I didn't really have that issue at Silent Barn. Silent Barn is a stageless and equipment-strapped DIY space and while there are certainly worse acoustics to be found in the city, the audio isn't exactly pristine either. As such, I couldn't hear the minutiae that revealed the band's lopsided skills and was free to simply enjoy their energy.
All that aside, Fiasco are good at what they do. And what they do is awesome. Their incredibly fast and complex parts (often involving finger-tapping on guitar) flip between time-signatures without losing their brutal force. It's not the newest trick in the book, but it's a pretty good one. And one that's beyond the technical prowess of most bands as young as Fiasco.
I've only seen Unstoppable Death Machines once, and that was also with Fiasco. They are a duo with a setting that's nearly identical to Lightning Bolt - two guys, one bass, one drum kit, an echoey mic in the mouth and a whole lot of distortion. For all that, though, they sound pretty different from Lightning Bolt, who thrive on sheer speed. UDM's songs are more like, well, songs. Their tempos are slower and their rhythms simpler. Of course, they don't have the sheer originality of Lightning Bolt, but on the other hand, their music is easier to enjoy. And regardless of who they're not, they are pretty fucking ferocious.

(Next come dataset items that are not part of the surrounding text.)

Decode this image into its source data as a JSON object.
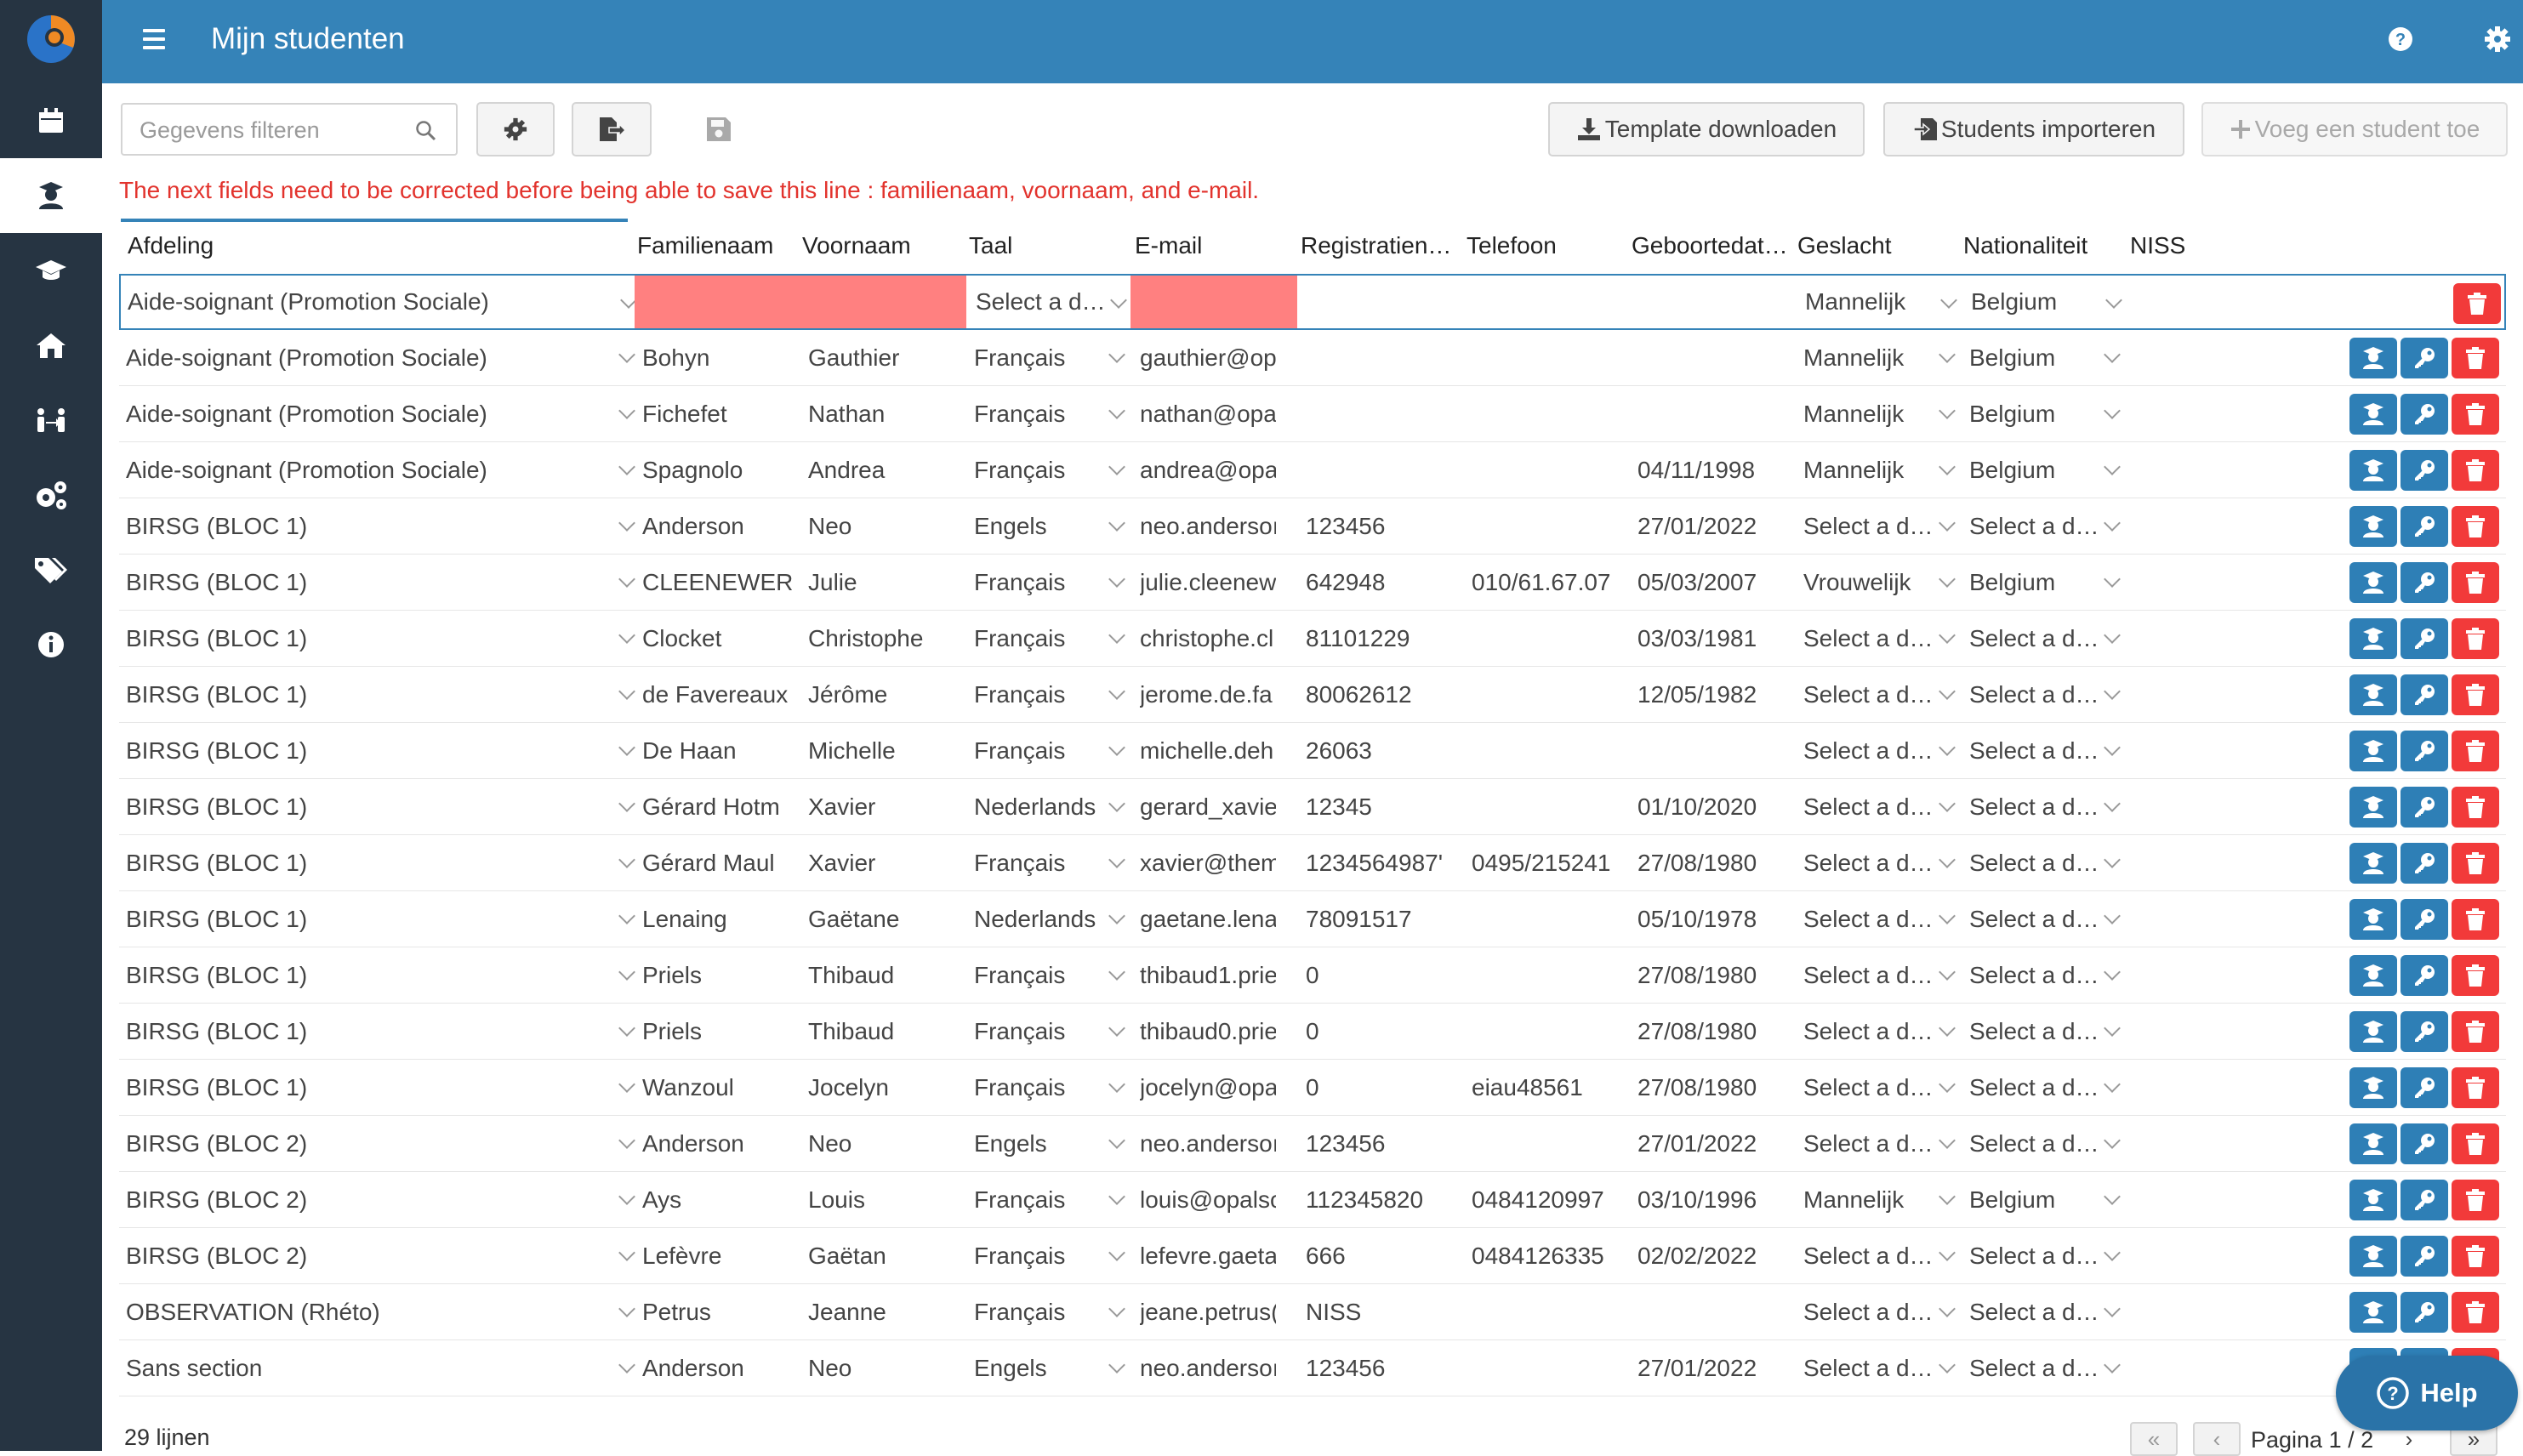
{
  "header": {
    "title": "Mijn studenten"
  },
  "toolbar": {
    "filter_placeholder": "Gegevens filteren",
    "template_label": "Template downloaden",
    "import_label": "Students importeren",
    "add_label": "Voeg een student toe"
  },
  "error_message": "The next fields need to be corrected before being able to save this line : familienaam, voornaam, and e-mail.",
  "columns": [
    "Afdeling",
    "Familienaam",
    "Voornaam",
    "Taal",
    "E-mail",
    "Registratien…",
    "Telefoon",
    "Geboortedat…",
    "Geslacht",
    "Nationaliteit",
    "NISS"
  ],
  "rows": [
    [
      "Aide-soignant (Promotion Sociale)",
      "",
      "",
      "Select a d…",
      "",
      "",
      "",
      "",
      "Mannelijk",
      "Belgium",
      ""
    ],
    [
      "Aide-soignant (Promotion Sociale)",
      "Bohyn",
      "Gauthier",
      "Français",
      "gauthier@op",
      "",
      "",
      "",
      "Mannelijk",
      "Belgium",
      ""
    ],
    [
      "Aide-soignant (Promotion Sociale)",
      "Fichefet",
      "Nathan",
      "Français",
      "nathan@opal",
      "",
      "",
      "",
      "Mannelijk",
      "Belgium",
      ""
    ],
    [
      "Aide-soignant (Promotion Sociale)",
      "Spagnolo",
      "Andrea",
      "Français",
      "andrea@opal",
      "",
      "",
      "04/11/1998",
      "Mannelijk",
      "Belgium",
      ""
    ],
    [
      "BIRSG (BLOC 1)",
      "Anderson",
      "Neo",
      "Engels",
      "neo.andersoı",
      "123456",
      "",
      "27/01/2022",
      "Select a d…",
      "Select a d…",
      ""
    ],
    [
      "BIRSG (BLOC 1)",
      "CLEENEWER",
      "Julie",
      "Français",
      "julie.cleenew",
      "642948",
      "010/61.67.07",
      "05/03/2007",
      "Vrouwelijk",
      "Belgium",
      ""
    ],
    [
      "BIRSG (BLOC 1)",
      "Clocket",
      "Christophe",
      "Français",
      "christophe.cl",
      "81101229",
      "",
      "03/03/1981",
      "Select a d…",
      "Select a d…",
      ""
    ],
    [
      "BIRSG (BLOC 1)",
      "de Favereaux",
      "Jérôme",
      "Français",
      "jerome.de.fa",
      "80062612",
      "",
      "12/05/1982",
      "Select a d…",
      "Select a d…",
      ""
    ],
    [
      "BIRSG (BLOC 1)",
      "De Haan",
      "Michelle",
      "Français",
      "michelle.deh",
      "26063",
      "",
      "",
      "Select a d…",
      "Select a d…",
      ""
    ],
    [
      "BIRSG (BLOC 1)",
      "Gérard Hotm",
      "Xavier",
      "Nederlands",
      "gerard_xavieı",
      "12345",
      "",
      "01/10/2020",
      "Select a d…",
      "Select a d…",
      ""
    ],
    [
      "BIRSG (BLOC 1)",
      "Gérard Maul",
      "Xavier",
      "Français",
      "xavier@them",
      "1234564987'",
      "0495/215241",
      "27/08/1980",
      "Select a d…",
      "Select a d…",
      ""
    ],
    [
      "BIRSG (BLOC 1)",
      "Lenaing",
      "Gaëtane",
      "Nederlands",
      "gaetane.lena",
      "78091517",
      "",
      "05/10/1978",
      "Select a d…",
      "Select a d…",
      ""
    ],
    [
      "BIRSG (BLOC 1)",
      "Priels",
      "Thibaud",
      "Français",
      "thibaud1.prie",
      "0",
      "",
      "27/08/1980",
      "Select a d…",
      "Select a d…",
      ""
    ],
    [
      "BIRSG (BLOC 1)",
      "Priels",
      "Thibaud",
      "Français",
      "thibaud0.prie",
      "0",
      "",
      "27/08/1980",
      "Select a d…",
      "Select a d…",
      ""
    ],
    [
      "BIRSG (BLOC 1)",
      "Wanzoul",
      "Jocelyn",
      "Français",
      "jocelyn@opa",
      "0",
      "eiau48561",
      "27/08/1980",
      "Select a d…",
      "Select a d…",
      ""
    ],
    [
      "BIRSG (BLOC 2)",
      "Anderson",
      "Neo",
      "Engels",
      "neo.andersoı",
      "123456",
      "",
      "27/01/2022",
      "Select a d…",
      "Select a d…",
      ""
    ],
    [
      "BIRSG (BLOC 2)",
      "Ays",
      "Louis",
      "Français",
      "louis@opalsc",
      "112345820",
      "0484120997",
      "03/10/1996",
      "Mannelijk",
      "Belgium",
      ""
    ],
    [
      "BIRSG (BLOC 2)",
      "Lefèvre",
      "Gaëtan",
      "Français",
      "lefevre.gaeta",
      "666",
      "0484126335",
      "02/02/2022",
      "Select a d…",
      "Select a d…",
      ""
    ],
    [
      "OBSERVATION (Rhéto)",
      "Petrus",
      "Jeanne",
      "Français",
      "jeane.petrus(",
      "NISS",
      "",
      "",
      "Select a d…",
      "Select a d…",
      ""
    ],
    [
      "Sans section",
      "Anderson",
      "Neo",
      "Engels",
      "neo.andersoı",
      "123456",
      "",
      "27/01/2022",
      "Select a d…",
      "Select a d…",
      ""
    ]
  ],
  "footer": {
    "count": "29 lijnen",
    "page": "Pagina 1 / 2"
  },
  "help": {
    "label": "Help"
  },
  "colors": {
    "accent": "#3583b8",
    "sidebar": "#263442",
    "danger": "#f23a3a",
    "error_field": "#ff8080"
  }
}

Amid the massive distortion and skull shattering feedback, an interesting thing happened - the audience lifted the drummer and drumkit in the air at the end of the set. The drummer hopped on someone's shoulders while various other people lifted his snare and cymbals in reach. It reminded me, oddly, of the dinosaur rock bands and their interminable drum solos, during which the drummer's platform would rise up above the stage for an unlistenable ten, fifteen or twenty minutes. But while the drummer's levitation evoked such concerts, in a strange way, it was exactly the opposite. This is DIY and it's the opposite of a Rock God solo. Not only did the bass continue in its assault, but also those drums that could not be lifted were taken over by various audience members who pounded wildly on them for a good ten minutes. While the aerial rock drummer rises above the audience a show of superiority and separation from mere mortals, UDM's altitude was a part of the absolute annihilation between performer and audience. [video of a previous show at the same venue]
Or, more to the point, it was fucking fun.
I have nothing new to say about Shellshag, having reviewed them 8,000,000 times before. If they don't make you smile, your face is broken.